Medial wird das Thema Netzneutralität, trotz des eG8-Forum mit Schwerpunkt Internet, kaum beachtet. Die Probleme von Telekom-Nutzern mit YouTube, die sich über zu lange Ladezeiten beschwerten, führten zwar zu einer Reaktion innerhalb intressierter Kreise und der damit verbundenen Ankündigung der Telekom, die Kapazität für YouTube zu verdreifachen, dass die Telekom dafür aber in Zukunft Gebühren erheben möchte und dies das Ende der Netzneutralität bedeuten würde, blieb weitestgehend unkommentiert.
Vergangene Woche fand in Berlin eine Diskussion der American Chambers of Commerce (AmCham) zu ein Jahr Enquete-Kommission „Internet und digitale Gesellschaft“ – Zwischenbilanz und Ausblick“ statt, bei der vor allem Jens Koeppen (Obmann der CDU/CSU-Fraktion in der Enquete) deutlich machte, dass er keinen Handlungsbedarf bei der Frage zur Netzneutralität sieht, da die „Hütte noch nicht brennt“. Ich habe da ein grundsätzlich anderes Politikverständnis. Politik sollte nicht erst reagieren, wenn das Kind schon in den Brunnen gefallen ist oder „die Hütte brennt“, sondern gerade bei solch grundsätzlichen Fragen frühzeitig mit klarem Kompass agieren. Daher auch mein Einsatz für eine klare gesetzliche Regelung der Netzneutralität, wie ich sie letztes Jahr schon mit der Initiative Pro Netzneutralität mit angestoßen habe.

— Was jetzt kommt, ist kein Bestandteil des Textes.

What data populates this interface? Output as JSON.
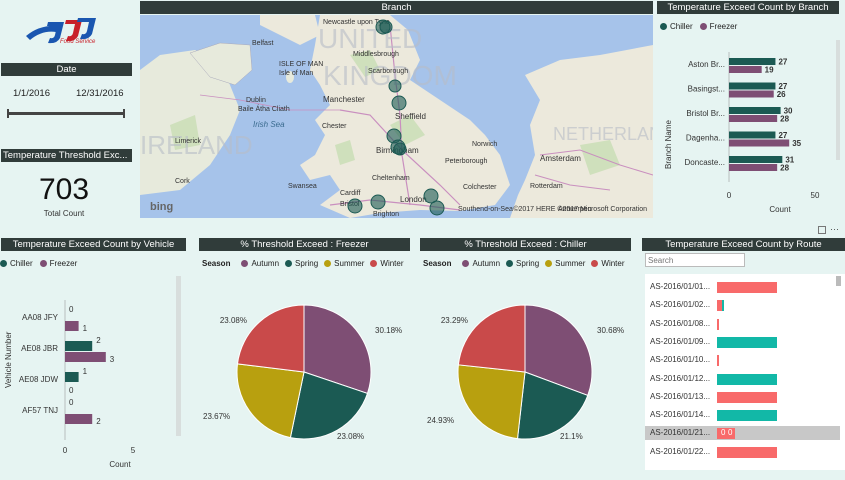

Auf der Veranstaltung der AmCham hielt auch der Wirtschaftswissenschaftler der Helmut-Schmidt-Universität, Prof. Dr. Jörn Kruse, eine Präsentation, in der er aufzeigte, welche Handlungsmöglichkeiten er in der Debatte sieht. In seinem Fazit legte sich Prof. Dr. Kruse auf das „Priority Pricing“ fest, also Sondergebühren für besonders schnell zugängliche Inhalte im Netz und damit ein Systemwechsel bei der Datendurchleitung. Meine Gegenfrage, wieso nicht das Flatrate-System der Provider beendet werden könnte, wenn sich der „ungezügelte Netzzugang“ als solches Problem erweisst, wurde mit einem Nicken verstanden aber sonst nicht beantwortet. Den Unternehmen ist die Einführung einer Zwei-Klassen-Gesellschaft im Internet offensichtlich angenehmer als den Kunden die „Unwirtschaftlichkeit“ der Flatrates zu erklären, wenn es denn wirklich dieses Problem des „Datenstaus“ gibt, was ich weiterhin in Frage stelle. Oder „Priority Pricing“ wird als neuer Weg angesehen, mit dem höhere Renditen und eine zunehmende Monopolisierung vorangetrieben werden kann, die angeblichen Engpässe im Netz aber lediglich zur Begründnung oder als Legitimation benötigt werden. An dieser Stelle lohnen sich Nachfragen in allen Debatten zu diesem Thema, denn das Ende der Netzneutralität ist nicht und darf nicht die Antwort sein in dieser Debatte, wie sie allerdings ansonsten gerne von interessierten Gruppen kommuniziert wird. Die Folien von Prof. Dr Kruse bieten einem zudem genügend Ansätze für weitere Diskussionen um die Netzneutralität.
Zum Glück finden weitere Diskussionen in Teilen der Gesellschaft zur Netzneutralität statt, auch wenn sie dort nicht im zentralen Fokus steht. Erst heute wurde eine Stellungnahme des „Katholischen Deutschen Frauenbund“ (KDFB) zu dem Thema veröffentlicht. Dort wird eindringlich pro Netzneutralität Stellung genommen und gefordert: „Das Internet darf nicht zu einem Zweiklassensystem werden, in dem Anbieter und NutzerInnen, die mehr bezahlen, mehr Rechte haben. Ein „Einklassennetz“ als Basis für eine allumfassende Teilhabe muss zum ethischen Leitprinzip einer digitalisierten Welt werden.“ Die Stellungnahme vom KDFB kann als PDF heruntergeladen werden.
Disclaimer: Gleichzeitig hat der KDFB heute eine Stellungnahme veröffentlicht wo Internetsperren im Kampf gegen Missbrauchsdarstellungen nicht ausgeschlossen werden.